The generated sequences were first filtered, and then the reads that contained numerous interspersed Ns in their sequences or comparatively short reads (<17 bp) were not included in subsequent evaluations. The sequence reads remaining following the filtering quality control were subsequently analysed using the CLC Genomics Workbench 4. After map**, the unique gene reads for all of the 17,108 annotated chicken genes in the database from the six libraries were combined and analysed using the DESeq R package52. The DEGs between the susceptible and resistant groups were identified at combined cut-offs with P < 0.05 and a fold-change >2. Functional annotations for the DEGs and the statistical analysis of the significantly represented functional categories were performed using DAVID53,54,55. Significance was set at a fold-enrichment >2, P < 0.05, and a false discovery rate (FDR) <20% for the pathway analysis.

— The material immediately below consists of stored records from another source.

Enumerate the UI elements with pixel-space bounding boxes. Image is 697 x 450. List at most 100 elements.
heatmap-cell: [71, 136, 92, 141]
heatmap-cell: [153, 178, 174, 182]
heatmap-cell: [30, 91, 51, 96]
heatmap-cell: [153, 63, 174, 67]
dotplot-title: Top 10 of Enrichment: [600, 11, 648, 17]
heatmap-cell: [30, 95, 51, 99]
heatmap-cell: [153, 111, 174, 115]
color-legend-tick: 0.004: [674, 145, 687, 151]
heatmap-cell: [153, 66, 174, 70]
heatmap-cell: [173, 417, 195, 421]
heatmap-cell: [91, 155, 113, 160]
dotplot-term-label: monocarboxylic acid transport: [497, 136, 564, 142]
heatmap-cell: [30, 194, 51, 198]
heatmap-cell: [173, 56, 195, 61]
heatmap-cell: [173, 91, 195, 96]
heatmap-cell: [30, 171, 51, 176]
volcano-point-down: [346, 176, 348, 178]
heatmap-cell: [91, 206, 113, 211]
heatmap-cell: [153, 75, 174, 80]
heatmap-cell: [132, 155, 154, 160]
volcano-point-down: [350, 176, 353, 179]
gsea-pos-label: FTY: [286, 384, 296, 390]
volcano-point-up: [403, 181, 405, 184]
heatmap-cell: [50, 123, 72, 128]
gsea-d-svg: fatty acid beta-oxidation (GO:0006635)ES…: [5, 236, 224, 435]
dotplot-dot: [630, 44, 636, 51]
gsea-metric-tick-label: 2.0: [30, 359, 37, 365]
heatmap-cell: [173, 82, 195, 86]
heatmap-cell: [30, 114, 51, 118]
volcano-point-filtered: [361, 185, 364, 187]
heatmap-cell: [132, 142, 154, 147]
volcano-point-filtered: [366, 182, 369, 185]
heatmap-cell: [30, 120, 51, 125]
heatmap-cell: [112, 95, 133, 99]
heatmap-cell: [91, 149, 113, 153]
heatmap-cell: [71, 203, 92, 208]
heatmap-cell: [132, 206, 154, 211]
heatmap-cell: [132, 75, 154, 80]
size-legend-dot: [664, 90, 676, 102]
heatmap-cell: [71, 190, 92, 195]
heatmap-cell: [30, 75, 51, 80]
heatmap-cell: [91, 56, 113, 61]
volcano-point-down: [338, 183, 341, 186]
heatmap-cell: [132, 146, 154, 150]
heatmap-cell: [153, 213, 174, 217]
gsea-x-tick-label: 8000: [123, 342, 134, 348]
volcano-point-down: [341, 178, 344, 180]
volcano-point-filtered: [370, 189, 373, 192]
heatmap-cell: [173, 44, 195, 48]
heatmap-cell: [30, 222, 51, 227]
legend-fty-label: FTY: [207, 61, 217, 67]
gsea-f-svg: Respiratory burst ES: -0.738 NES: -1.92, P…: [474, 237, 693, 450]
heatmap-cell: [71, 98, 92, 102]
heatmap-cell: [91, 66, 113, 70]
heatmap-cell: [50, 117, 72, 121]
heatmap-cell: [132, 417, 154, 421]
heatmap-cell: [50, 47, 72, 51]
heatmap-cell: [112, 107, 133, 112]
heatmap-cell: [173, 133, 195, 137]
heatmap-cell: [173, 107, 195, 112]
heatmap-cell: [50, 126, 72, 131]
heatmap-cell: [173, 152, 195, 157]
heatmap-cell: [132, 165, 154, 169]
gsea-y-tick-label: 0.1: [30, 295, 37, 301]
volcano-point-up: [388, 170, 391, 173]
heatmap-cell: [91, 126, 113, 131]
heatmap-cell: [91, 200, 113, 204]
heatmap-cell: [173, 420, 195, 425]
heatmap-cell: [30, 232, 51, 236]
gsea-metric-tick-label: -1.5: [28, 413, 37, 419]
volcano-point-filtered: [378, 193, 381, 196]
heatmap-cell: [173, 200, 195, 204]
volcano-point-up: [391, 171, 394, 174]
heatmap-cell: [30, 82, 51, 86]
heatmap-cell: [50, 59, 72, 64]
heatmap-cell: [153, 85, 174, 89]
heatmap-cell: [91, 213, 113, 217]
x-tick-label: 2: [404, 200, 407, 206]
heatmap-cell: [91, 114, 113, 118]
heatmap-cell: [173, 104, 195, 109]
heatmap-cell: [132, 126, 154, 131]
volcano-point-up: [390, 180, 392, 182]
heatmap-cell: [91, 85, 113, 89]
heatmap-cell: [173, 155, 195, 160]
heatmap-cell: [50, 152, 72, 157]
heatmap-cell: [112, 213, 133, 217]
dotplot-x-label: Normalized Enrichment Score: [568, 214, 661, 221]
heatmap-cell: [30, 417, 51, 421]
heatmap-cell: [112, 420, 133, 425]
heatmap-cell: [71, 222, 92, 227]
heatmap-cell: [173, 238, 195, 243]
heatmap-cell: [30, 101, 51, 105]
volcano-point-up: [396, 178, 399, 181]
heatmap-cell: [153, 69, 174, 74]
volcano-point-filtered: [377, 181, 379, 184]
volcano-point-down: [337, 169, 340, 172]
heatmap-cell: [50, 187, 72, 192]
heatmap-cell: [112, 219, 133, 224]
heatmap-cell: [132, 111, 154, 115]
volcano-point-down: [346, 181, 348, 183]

Other statistical analyses were carried out using the statistical package for the social science (SPSS) 17.0 (SPSS Inc., Chicago, IL. USA). Differences between groups were tested using the t-test for independent samples. Significant differences were defined as P < 0.05 and the data were presented as the means ± standard deviation (SD).